A quick, nasty stab of pain lanced through the shock. “She didn’t want me either.”
With the faintest of shrugs, Elizabeth walked back and sat. “I have no idea what the woman wanted. But what she chose to do was demand that Charles raise you. He came to me and outlined the problem. My choices were to divorce him, live with the scandal, lose what I had begun to build here at the Institute, and give up my plans for my own facility. Or—”
“You stayed with him.” Beneath the shock, the hot edge of hurt, was a simmering outrage. “After a betrayal like that, you stayed with him.”
“I had a choice. I made the one that was best for me. It was not without sacrifice. I had to go into seclusion, lose months while I waited for you to be born.” The memory of that could still swim to the surface like acid. “When you were, I had to present you as mine.
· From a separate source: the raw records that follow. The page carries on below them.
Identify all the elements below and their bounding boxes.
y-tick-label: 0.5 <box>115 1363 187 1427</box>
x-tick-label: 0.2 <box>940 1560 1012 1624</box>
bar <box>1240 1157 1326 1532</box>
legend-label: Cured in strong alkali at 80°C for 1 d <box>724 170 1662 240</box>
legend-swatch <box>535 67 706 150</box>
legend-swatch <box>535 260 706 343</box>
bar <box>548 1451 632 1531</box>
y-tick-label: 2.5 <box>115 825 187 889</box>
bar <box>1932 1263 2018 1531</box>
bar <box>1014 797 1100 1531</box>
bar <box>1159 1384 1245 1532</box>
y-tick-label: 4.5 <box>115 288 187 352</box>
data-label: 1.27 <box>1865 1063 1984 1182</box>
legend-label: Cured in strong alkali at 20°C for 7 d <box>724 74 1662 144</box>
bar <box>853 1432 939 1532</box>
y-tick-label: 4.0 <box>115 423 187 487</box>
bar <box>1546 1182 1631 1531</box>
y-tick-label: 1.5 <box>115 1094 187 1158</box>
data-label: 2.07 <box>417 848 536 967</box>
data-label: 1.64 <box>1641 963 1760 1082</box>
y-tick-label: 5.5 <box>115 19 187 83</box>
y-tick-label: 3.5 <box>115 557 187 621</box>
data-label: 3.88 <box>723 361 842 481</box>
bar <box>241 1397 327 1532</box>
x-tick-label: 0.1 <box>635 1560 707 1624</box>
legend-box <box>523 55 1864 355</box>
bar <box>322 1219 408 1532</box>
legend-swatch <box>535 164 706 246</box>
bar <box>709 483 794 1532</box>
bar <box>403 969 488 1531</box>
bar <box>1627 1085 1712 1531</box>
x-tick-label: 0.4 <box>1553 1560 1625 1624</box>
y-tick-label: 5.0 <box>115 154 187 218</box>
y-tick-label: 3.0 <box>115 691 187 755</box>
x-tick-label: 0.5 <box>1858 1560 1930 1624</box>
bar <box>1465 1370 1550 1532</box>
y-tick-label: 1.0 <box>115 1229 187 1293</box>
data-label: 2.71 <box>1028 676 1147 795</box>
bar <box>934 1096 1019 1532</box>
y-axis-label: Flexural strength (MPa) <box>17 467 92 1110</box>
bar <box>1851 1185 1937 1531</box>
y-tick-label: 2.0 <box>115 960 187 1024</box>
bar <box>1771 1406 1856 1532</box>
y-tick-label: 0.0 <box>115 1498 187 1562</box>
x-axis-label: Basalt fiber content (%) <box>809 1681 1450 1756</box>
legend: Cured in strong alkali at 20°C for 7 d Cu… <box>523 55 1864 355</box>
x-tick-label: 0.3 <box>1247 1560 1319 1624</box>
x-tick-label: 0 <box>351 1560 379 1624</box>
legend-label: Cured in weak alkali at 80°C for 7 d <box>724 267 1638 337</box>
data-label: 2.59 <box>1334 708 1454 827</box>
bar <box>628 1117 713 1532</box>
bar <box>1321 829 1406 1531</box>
I resented the fact of you, Miranda,” she said evenly. “Perhaps that’s unfair, but it’s accurate.”
“Yes, let’s be accurate.” Unable to bear it, she turned away. “Let’s stick with the facts.”
“I’m not a maternal woman nor do I pretend to be.” Elizabeth gestured again, with some impatience in her voice. “After Andrew was born, I had no intention of having another child. Ever. Then through circumstances that were none of my doing, I was given the responsibility of raising my husband’s child as my own. You were a reminder of his carelessness to me, of his lack of marital integrity. For Charles you were a reminder of a serious miscalculation.”
“Miscalculation,” Miranda said quietly. “Yes, I suppose that’s accurate too. It’s hardly a mystery now why neither one of you could ever love me—love at all if it comes to that. You don’t have it inside you.”
“You were well taken care of, given a good home, a fine education.”
“And never a moment of true affection,” Miranda finished, turning back. What she saw was a woman of rigid control, towering ambition, who had traded emotion for advancement. “I beat myself up all of my life to be worthy of your affection. I was wasting my time.”
Elizabeth sighed, got to her feet. “I’m not a monster. You were never harmed, never neglected.”
“Never held.”
“I did my best by you, and gave you every opportunity to prove yourself in your field. Up to and including the Fiesole Bronze.” She hesitated, then rose to open one of the bottles of water the cleaning staff had yet to clear.
“I took your reports, the X rays, the documents home. After I’d calmed down, after the worst of the embarrassment faded, I wasn’t quite sure you could have made such blatant mistakes, or that you would skew test results. Honesty has never been something I doubted in you.”
“Oh, thank you very much,” Miranda said dryly.